Our future victims do seem to know the myth of Crystal Lake, where in 1980 the mother of a boy who drowned massacres a group of camp counselors. In countless subsequent sequels, the son would become immortalized as Jason Voorhees, the serial killer in a goalie's mask who by the time of 1989's "Jason Takes Manhattan," had devolved into a summer-camp camp star.

Still, these new kids are obliged to endanger themselves for us. But when a 6-foot-5, 260-pound machete-wielding man can get close enough to breathe on you, it's more hilarious than terrifying. Everyone's hearing appears to have vanished along with their cellphone reception. If Jason could talk, his one line would be: "Can you hear me now?"

The most interesting innovation in this new "Friday the 13th" is the possibility that the slasher film could pass for a reality-television show. Through reductive editing, generic people become interchangeable types without ever approaching actual personhood. It's "The Hills," "Bromance," "The Real World," and "Rock of Love" with a body count. Indeed, "Friday the 13th" gives us two seasons of this show. Once Jason hacks his way through one group of stupid, horny, good-looking kids, he gets a fresh batch a scene later - this time with two tokens of color and a moody white hero looking for the sister who vanished in batch one. (The camera enjoys lingering on the vein in his biceps as much it does all the jiggling C-cups.)

The movie might have worked if it winked more - or if it played things completely straight. Director Marcus Nispel also coughed up a 2003 version of "The Texas Chainsaw Massacre" that seemed to miss what was so frightening about the original of that film, too: an atmosphere of pervasive dread. For all the amateurishness of the original "Friday the 13th," there was also more than a little psycho-social subtext. It was the rare slasher film where a woman, deranged as she was, slayed for a reason.
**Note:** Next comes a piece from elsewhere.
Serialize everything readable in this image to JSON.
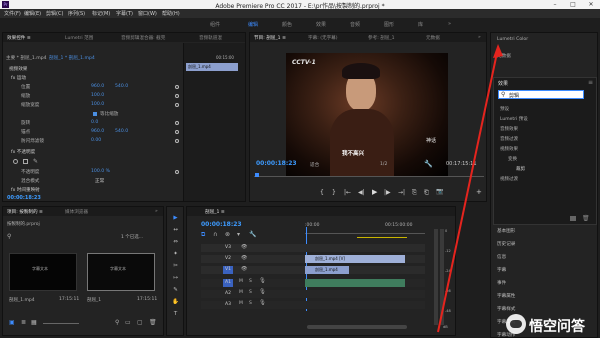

She was a reverse Norman Bates - mother killing for son.

Some recent filmmakers have gamely outfitted their movies with topical girding that gives the mayhem and gruesomeness somewhere to go and someplace you'd want to follow. "28 Days Later" and its sequel, "The Signal," "The Descent," even the appalling "Frontier(s)" are recent examples of horror that had a scrap of wit and ambition. The films respected their genre even as they challenged its limits.

All Nispel does is repackage what's been hot recently in horror. The slayings here are indistinguishable from the atrocities of "Saw" and "Hostel." His psychological scars lasered away, Jason now kills for sport. Like the filmmakers, our bogeyman is merely a copycat hack. And for those of you watching the box office, he continues to serve a far grimmer end: He's still just an ATM.